Parkland takes place on November 22, 1963 in Dallas, Texas, in the eye of the hurricane that was U.S. President John F. Kennedy’s assassination. The focus of the film, though, is not the assassinated leader, but the people on the periphery of the shooting that were called upon to do their duty in the midst of horror and tragedy.
Based on the Vincent Bugliosi novel Four Days in November, Parkland introduces us to characters affected and afflicted by the events of that day, but does little to make these people and their stories compelling.
Among the true-life people that the film chronicles are Secret Service Agent Forrest Sorrels (Billy Bob Thornton), who had never lost a president on his watch, and Abraham Zapruder (Paul Giamatti), a tailor who documented footage of the assassination on his 8mm camera. As expected, the assassination stuns both men, but writer/director Peter Landesman doesn’t know how to turn their reactions to the events into compelling drama. Thinly drawn, they look like incomplete figures standing against a historical backdrop of dread and hopelessness.
Another fascinating story reduced to a few choice scenes involves Robert Oswald, the perpetrator’s brother played by James Badge Dale, and Marguerite Oswald (Jacki Weaver), the shooter’s firecracker of a mother. Robert responds to the shooting by condemning his brother, while Marguerite proclaims that her son’s arrest is all a government conspiracy.
To spend more time in the shoes of the Oswald family would give an intriguing perspective to how their lives changed as a result of having a man like Lee Harvey in their family. Could their lives ever maintain normalcy again? Director Peter Landesman reveals their gut responses to this realization, but then lets them off the hook. The audience is left with more incomplete character arcs, with the rest of the history shelved for pre-credits text that explains what happened to the Oswalds.
Parkland comes from producers Tom Hanks and Gary Goetzman (Band of Brothers), and begins by blending in news broadcasts and archival footage with cheaply lit live-action scenes. The film’s small budget is further emphasized by the use of shaky camera; often a signifier of neorealism but here it is a distraction when trying to observe the day’s more shattering moments.
Director Peter Landesman is a journalist whose 2004 New York Times expose on widespread sex slavery in the U.S. received some scrutiny for exaggeration. With that known, is an audience supposed to buy the moment where a shaken Jackie Kennedy sobs on her husband’s bloodied torso as he lies on the operating table? We can only take the director at his word.
Also: did a doctor tenderly put his hand on Jackie’s shoulder as she leaned over her husband’s corpse, stating “It’s time to say goodbye”? This is just one of many trite lines of dialogue that reinforces how one is watching scripted re-enactments of a true story.
Luckily, Badge Dale and Giamatti are good actors, both elevating the slim material to give more to their characters than what Landesman’s script provides. In one of the film’s best moments, the camera closes tight on Giamatti’s face as his character watches the motorcade pass, showing his immediate horror after hearing three gunshots. What the film does manage to tell, effectively, is the sense of dread and panic that quickly befell both the nation and those in close proximity to the shooting, from the Parkland hospital staff to the Secret Service agents to the vice president. There was no time to mourn.
A solemn mood sustains, especially underneath James Newton Howard’s dreary, monotonous score. The latter half watches how these supporting characters react to the death, but aside from moping and grieving, the film does not have much personal history to teach us. An episode in Mad Men’s third season, The Grown Ups, more effectively chronicled how Kennedy’s assassination spread shockwaves through American society.
Take out the end credits and Parkland only runs around 85 minutes, which means that these story cuts were likely a budgetary concern. However, if one decides to direct a commemorative film about one of the darkest days in American history, wouldn’t the money be better spent exploring these rich stories in depth, instead of offering a mere glimpse in order to afford a movie star? It does not pay off.

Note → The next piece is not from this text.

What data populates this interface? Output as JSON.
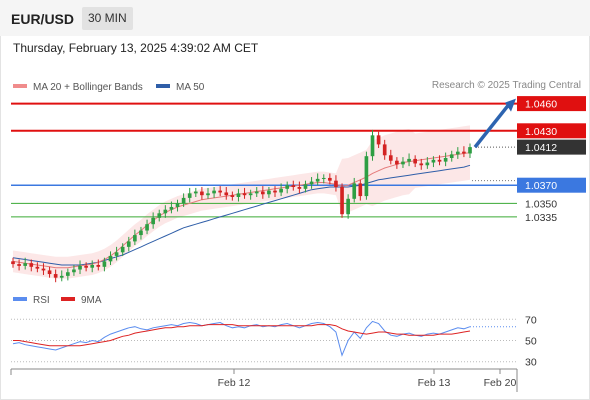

I suggest that you keep Parkland at bay and instead, tune in closer to the half-centennial, when documentaries that revisit the compelling stories of November 22, 1963 pop up on television news and public broadcasting.
Disappointing
Parkland is a frustratingly slight docudrama that does a poor job of explaining why its many characters, which stand on the periphery of JFK's assassination, are intriguing historical figures whose stories deserve to be told.